Against this backdrop of collective numbness, the Book of Tobit introduces its hero. Tobit would not eat with them. He remembered. He mourned. And then, walking through the city of Nineveh on the feast of Shavuot, he looked out and saw a dead Israelite lying abandoned in the marketplace, and he stopped his celebration entirely to bury the body. This, in the world of Tobit, is what it means to be a righteous man: to feel what the rest of the community has anesthetized itself against.

The Sifrei Devarim, the tannaitic commentary on Deuteronomy, preserves the theological framework that makes Tobit's behavior meaningful. When the Israelites groaned under Egyptian bondage, their cry reached God not because it was eloquent or ceremonially correct, but because it was real. "They cried out", the same word as a moan from a body in pain. God heard not the recitation but the suffering beneath the recitation. The Israelites at their feast in Nineveh were making sounds, instruments and singing, but they were not crying out. They had substituted noise for grief.

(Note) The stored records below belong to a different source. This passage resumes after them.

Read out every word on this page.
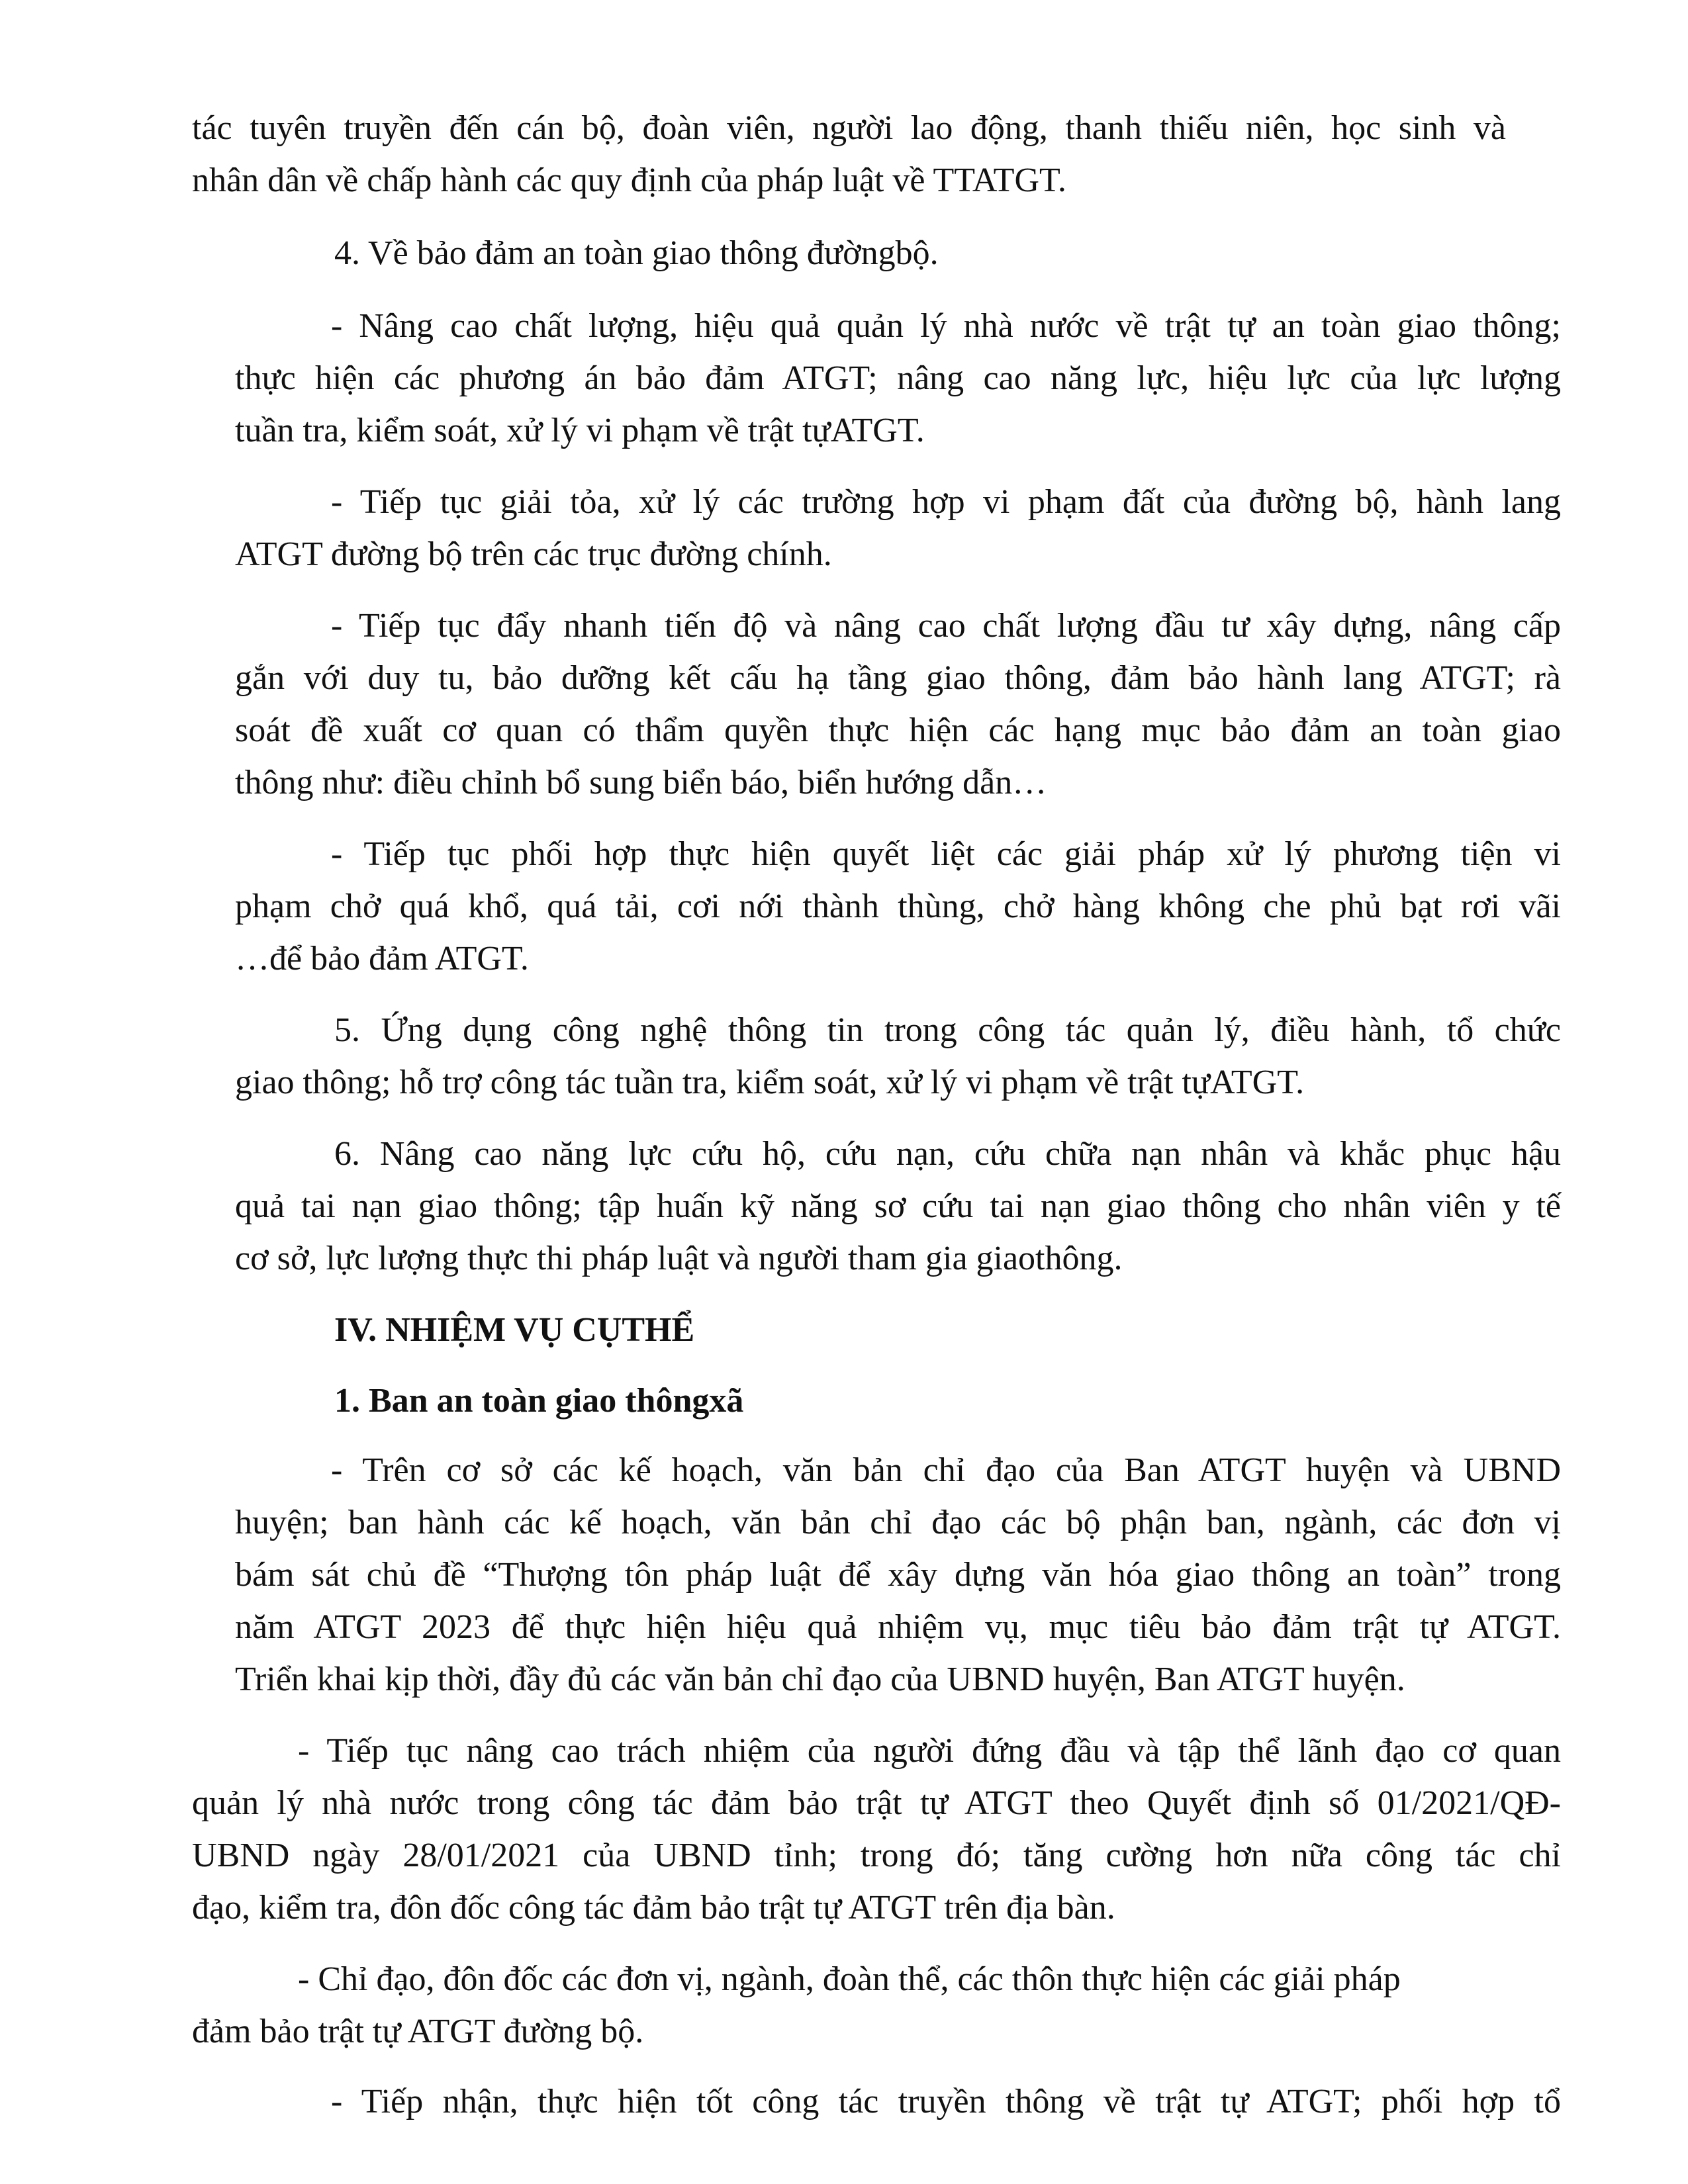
tác tuyên truyền đến cán bộ, đoàn viên, người lao động, thanh thiếu niên, học sinh và
nhân dân về chấp hành các quy định của pháp luật về TTATGT.
4. Về bảo đảm an toàn giao thông đườngbộ.
- Nâng cao chất lượng, hiệu quả quản lý nhà nước về trật tự an toàn giao thông;
thực hiện các phương án bảo đảm ATGT; nâng cao năng lực, hiệu lực của lực lượng
tuần tra, kiểm soát, xử lý vi phạm về trật tựATGT.
- Tiếp tục giải tỏa, xử lý các trường hợp vi phạm đất của đường bộ, hành lang
ATGT đường bộ trên các trục đường chính.
- Tiếp tục đẩy nhanh tiến độ và nâng cao chất lượng đầu tư xây dựng, nâng cấp
gắn với duy tu, bảo dưỡng kết cấu hạ tầng giao thông, đảm bảo hành lang ATGT; rà
soát đề xuất cơ quan có thẩm quyền thực hiện các hạng mục bảo đảm an toàn giao
thông như: điều chỉnh bổ sung biển báo, biển hướng dẫn…
- Tiếp tục phối hợp thực hiện quyết liệt các giải pháp xử lý phương tiện vi
phạm chở quá khổ, quá tải, cơi nới thành thùng, chở hàng không che phủ bạt rơi vãi
…để bảo đảm ATGT.
5. Ứng dụng công nghệ thông tin trong công tác quản lý, điều hành, tổ chức
giao thông; hỗ trợ công tác tuần tra, kiểm soát, xử lý vi phạm về trật tựATGT.
6. Nâng cao năng lực cứu hộ, cứu nạn, cứu chữa nạn nhân và khắc phục hậu
quả tai nạn giao thông; tập huấn kỹ năng sơ cứu tai nạn giao thông cho nhân viên y tế
cơ sở, lực lượng thực thi pháp luật và người tham gia giaothông.
IV. NHIỆM VỤ CỤTHỂ
1. Ban an toàn giao thôngxã
- Trên cơ sở các kế hoạch, văn bản chỉ đạo của Ban ATGT huyện và UBND
huyện; ban hành các kế hoạch, văn bản chỉ đạo các bộ phận ban, ngành, các đơn vị
bám sát chủ đề “Thượng tôn pháp luật để xây dựng văn hóa giao thông an toàn” trong
năm ATGT 2023 để thực hiện hiệu quả nhiệm vụ, mục tiêu bảo đảm trật tự ATGT.
Triển khai kịp thời, đầy đủ các văn bản chỉ đạo của UBND huyện, Ban ATGT huyện.
- Tiếp tục nâng cao trách nhiệm của người đứng đầu và tập thể lãnh đạo cơ quan
quản lý nhà nước trong công tác đảm bảo trật tự ATGT theo Quyết định số 01/2021/QĐ-
UBND ngày 28/01/2021 của UBND tỉnh; trong đó; tăng cường hơn nữa công tác chỉ
đạo, kiểm tra, đôn đốc công tác đảm bảo trật tự ATGT trên địa bàn.
- Chỉ đạo, đôn đốc các đơn vị, ngành, đoàn thể, các thôn thực hiện các giải pháp
đảm bảo trật tự ATGT đường bộ.
- Tiếp nhận, thực hiện tốt công tác truyền thông về trật tự ATGT; phối hợp tổ
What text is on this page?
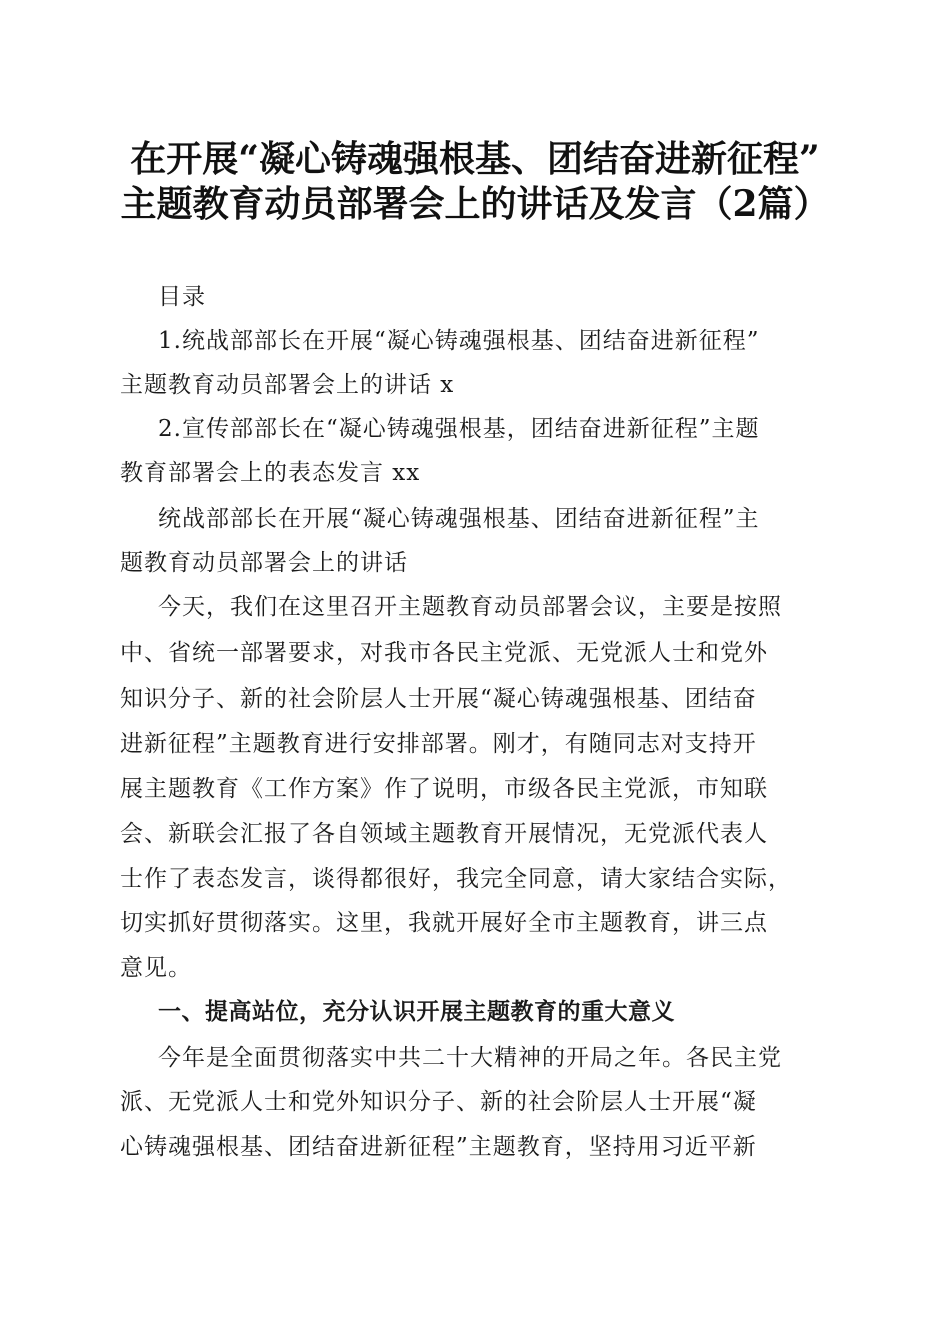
在开展“凝心铸魂强根基、团结奋进新征程”
主题教育动员部署会上的讲话及发言（2篇）
目录
1.统战部部长在开展“凝心铸魂强根基、团结奋进新征程”
主题教育动员部署会上的讲话 x
2.宣传部部长在“凝心铸魂强根基，团结奋进新征程”主题
教育部署会上的表态发言 xx
统战部部长在开展“凝心铸魂强根基、团结奋进新征程”主
题教育动员部署会上的讲话
今天，我们在这里召开主题教育动员部署会议，主要是按照
中、省统一部署要求，对我市各民主党派、无党派人士和党外
知识分子、新的社会阶层人士开展“凝心铸魂强根基、团结奋
进新征程”主题教育进行安排部署。刚才，有随同志对支持开
展主题教育《工作方案》作了说明，市级各民主党派，市知联
会、新联会汇报了各自领域主题教育开展情况，无党派代表人
士作了表态发言，谈得都很好，我完全同意，请大家结合实际，
切实抓好贯彻落实。这里，我就开展好全市主题教育，讲三点
意见。
一、提高站位，充分认识开展主题教育的重大意义
今年是全面贯彻落实中共二十大精神的开局之年。各民主党
派、无党派人士和党外知识分子、新的社会阶层人士开展“凝
心铸魂强根基、团结奋进新征程”主题教育，坚持用习近平新
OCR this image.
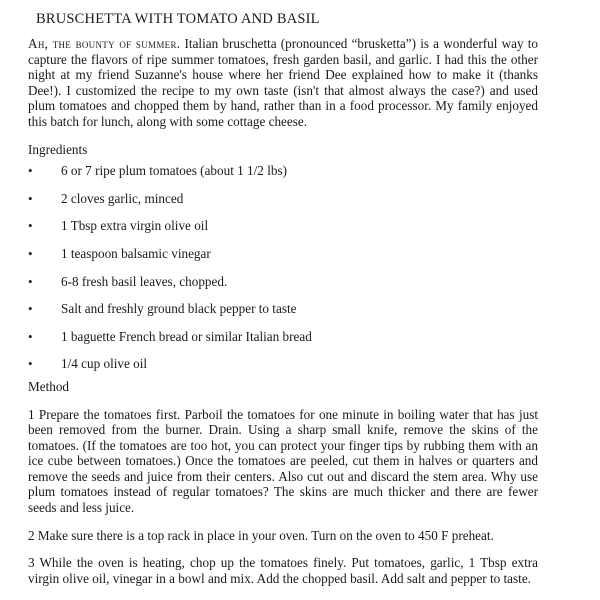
BRUSCHETTA WITH TOMATO AND BASIL

Ah, the bounty of summer. Italian bruschetta (pronounced “brusketta”) is a wonderful way to capture the flavors of ripe summer tomatoes, fresh garden basil, and garlic. I had this the other night at my friend Suzanne's house where her friend Dee explained how to make it (thanks Dee!). I customized the recipe to my own taste (isn't that almost always the case?) and used plum tomatoes and chopped them by hand, rather than in a food processor. My family enjoyed this batch for lunch, along with some cottage cheese.

Ingredients
•	6 or 7 ripe plum tomatoes (about 1 1/2 lbs)
•	2 cloves garlic, minced
•	1 Tbsp extra virgin olive oil
•	1 teaspoon balsamic vinegar
•	6-8 fresh basil leaves, chopped.
•	Salt and freshly ground black pepper to taste
•	1 baguette French bread or similar Italian bread
•	1/4 cup olive oil
Method

1 Prepare the tomatoes first. Parboil the tomatoes for one minute in boiling water that has just been removed from the burner. Drain. Using a sharp small knife, remove the skins of the tomatoes. (If the tomatoes are too hot, you can protect your finger tips by rubbing them with an ice cube between tomatoes.) Once the tomatoes are peeled, cut them in halves or quarters and remove the seeds and juice from their centers. Also cut out and discard the stem area. Why use plum tomatoes instead of regular tomatoes? The skins are much thicker and there are fewer seeds and less juice.

2 Make sure there is a top rack in place in your oven. Turn on the oven to 450 F preheat.

3 While the oven is heating, chop up the tomatoes finely. Put tomatoes, garlic, 1 Tbsp extra virgin olive oil, vinegar in a bowl and mix. Add the chopped basil. Add salt and pepper to taste.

What follows in the Book of Tobit is a story of layered suffering. Tobit buries bodies in defiance of the Assyrian king's decree. He goes blind. His wife Hannah must support the family by weaving. Their son Tobiyyah grows up in a household of dignified poverty and genuine faith. Far away, in the city of Ecbatana in Media, a young woman named Sarah has watched seven husbands die on their wedding nights, killed by the demon Asmodeus before any marriage could be consummated. She prays for death rather than bear the accusation that it is her fault.

Both Tobit and Sarah pray on the same day, in different cities, and the Book of Tobit records that God heard both prayers simultaneously. That simultaneity is the theological point. Tobit's prayer rises from a man who has been faithful his whole life and cannot understand why faithfulness has produced blindness and poverty. Sarah's prayer rises from a woman who has done nothing wrong and cannot understand why she has been made the target of a demon's obsession. God hears them both. Not because they have earned a hearing. Both are suffering unjustly. But because their cries are real.

The feast at the opening of Tobit, then, is not just a background detail. It is the problem the book is trying to solve. A community that numbs itself to suffering, its own suffering, the suffering of the dead in the marketplace, the suffering of the exile itself, becomes unable to cry out. And the tradition, from Exodus through Amos through the Sifrei Devarim, insists that the capacity to cry out is what makes redemption possible.

The apocryphal tradition preserves these stories precisely because they address the gap between official theology and lived experience. Tobit suffers while doing everything right. Sarah suffers without fault. Their suffering is not punitive and does not resolve neatly into the formula that Judith preserves: faithfulness equals protection. The Book of Tobit is interested in righteous people for whom the formula fails, and what they do when it fails.

They cry out. They do not feast.

That distinction is, in the end, what the book is about. The community that feasted while Jerusalem burned had confused the activity of celebration with the state of being whole. Tobit knew the difference. He refused to let the noise of the feast drown out the sound of what was true.